Gli Zagaria verso San Marcellino. La cosca guidata da Capastorta sta lasciando il suo feudo storico

Lo spostamento rientrerebbe nella strategia del gruppo di insabbiarsi per continuare a beneficiare degli investimenti fatti nei primi

CASAPESENNA – Ha una struttura militare evanescente, se è costretto ad agire con violenza chiede aiuto a gruppi criminali stranieri. La cassa comune è sostanzialmente svanita e per accaparrarsi gli appalti pubblici percorre la strada della corruzione: ciò che resta del clan Casalesi ha queste caratteristiche. L’organizzazione che terrorizzava il casertano spargendo sangue e spillando denaro a commercianti e imprenditori non c’è più. E se qualche affiliato ha provato negli ultimi mesi a rimettere in campo quegli atteggiamenti è stato subito stroncato dagli investigatori.

Cambi territoriali

In questo nuovo scenario, la mafia dell’Agro aversano, oltre a cambiare il proprio approccio gestionale alle attività illecite, sta mutando pure geograficamente. La cosca Zagaria che ha in Casapesenna il suo storico fortino, adesso, gradualmente, si sta spostando verso altri lidi. Dove? Soprattutto verso San Marcellino. E’ qui che il gruppo starebbe concentrando alcuni business ed è qui che i personaggi di spicco della compagine si riunirebbero per decidere come muoversi. Un allontanamento dal feudo originario che rientrerebbe nella strategia di insabbiamento voluta dagli Zagaria: diventare invisibili per poter beneficiare degli investimenti fatti negli anni scorsi da imprenditori collusi, che sono diventati grandi, potenti e con importanti entrature in politica grazie alla loro tutela mafiosa (che adesso deve essere dimenticata).

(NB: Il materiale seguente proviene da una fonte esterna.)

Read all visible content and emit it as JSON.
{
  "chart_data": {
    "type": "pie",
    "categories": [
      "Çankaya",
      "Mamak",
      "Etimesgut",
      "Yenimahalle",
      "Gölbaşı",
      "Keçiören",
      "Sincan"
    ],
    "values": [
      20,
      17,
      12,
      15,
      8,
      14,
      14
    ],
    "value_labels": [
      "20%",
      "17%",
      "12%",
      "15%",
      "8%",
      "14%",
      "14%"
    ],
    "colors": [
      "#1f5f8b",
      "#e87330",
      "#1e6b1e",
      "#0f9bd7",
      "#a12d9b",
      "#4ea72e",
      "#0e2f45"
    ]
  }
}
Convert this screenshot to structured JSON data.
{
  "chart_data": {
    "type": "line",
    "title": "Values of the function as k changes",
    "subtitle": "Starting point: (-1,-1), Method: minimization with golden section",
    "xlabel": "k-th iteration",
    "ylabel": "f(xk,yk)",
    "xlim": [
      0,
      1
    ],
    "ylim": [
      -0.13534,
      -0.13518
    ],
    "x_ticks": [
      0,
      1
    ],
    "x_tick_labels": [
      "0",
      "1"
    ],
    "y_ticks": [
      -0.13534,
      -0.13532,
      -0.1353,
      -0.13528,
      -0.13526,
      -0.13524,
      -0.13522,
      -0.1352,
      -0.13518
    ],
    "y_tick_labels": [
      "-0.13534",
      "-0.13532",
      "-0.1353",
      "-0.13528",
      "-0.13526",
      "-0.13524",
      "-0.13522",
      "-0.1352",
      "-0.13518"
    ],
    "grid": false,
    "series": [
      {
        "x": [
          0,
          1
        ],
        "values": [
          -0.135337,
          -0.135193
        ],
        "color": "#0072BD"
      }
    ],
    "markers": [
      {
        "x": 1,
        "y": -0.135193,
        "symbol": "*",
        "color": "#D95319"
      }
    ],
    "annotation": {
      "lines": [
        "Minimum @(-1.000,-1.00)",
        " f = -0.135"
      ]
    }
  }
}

Modifiche territoriali a parte, il clan dei Casalesi è sicuramente più debole rispetto a quello dei primi anni Duemila. E a renderlo meno solido hanno contribuito i pentimenti. Le famiglie Iovine, Schiavone e Bidognetti al loro interno hanno tutte registrato eccellenti collaborazioni con la giustizia. A parlare con i magistrati dell’Antimafia sono stati personaggi che ricoprivano ruoli di primo piano nell’organizzazione. Da questa ondata di pentimenti, però, la cosca Zagaria è stata quella ne è uscito meno acciaccata. Per quale ragione? Grazie alla struttura familiare che la caratterizza: il suo vertice gestionale è coinciso sempre con il nucleo familiare del capoclan, Michele Zagaria Capastorta. Nessuno dei suoi parenti si è pentito. E le informazioni che contano sono state sempre un affare di famiglia. Un concetto che richiama la ‘ndrangheta calabrese.

Fattore fratelli

A rendere pericoloso socialmente ora più delle altre la cosca di Capastorta c’è anche un altro fattore: in carcere c’è solo lui. I fratelli che nella cricca mafiosa hanno contato tanto, no. Carmine si è stabilito proprio a San Marcellino, Pasquale, invece, è in provincia di Brescia. Libero pure Antonio Zagaria e non è sottoposto a misure cautelari manco Filippo Capaldo, figlio della sorella Beatrice Zagaria (è considerato il delfino di Capastorta). A complicare il quadro ci sono le future ‘uscite’: nei prossimi anni lasceranno i penitenziari i pezzi da novanta della cosca come Michele Fontanana ‘o sceriffo e Salvatore Nobis Scintilla (al netto di eventuali nuove condanne). Se il clan dei Casalesi così come è stato tracciato nelle storiche sentenze è svanito, adesso c’è una nuova creatura mafiosa, meno violenta ma più penetrante nel tessuto sociale. E la più pericolosa sua rappresentazione si chiama clan Zagaria.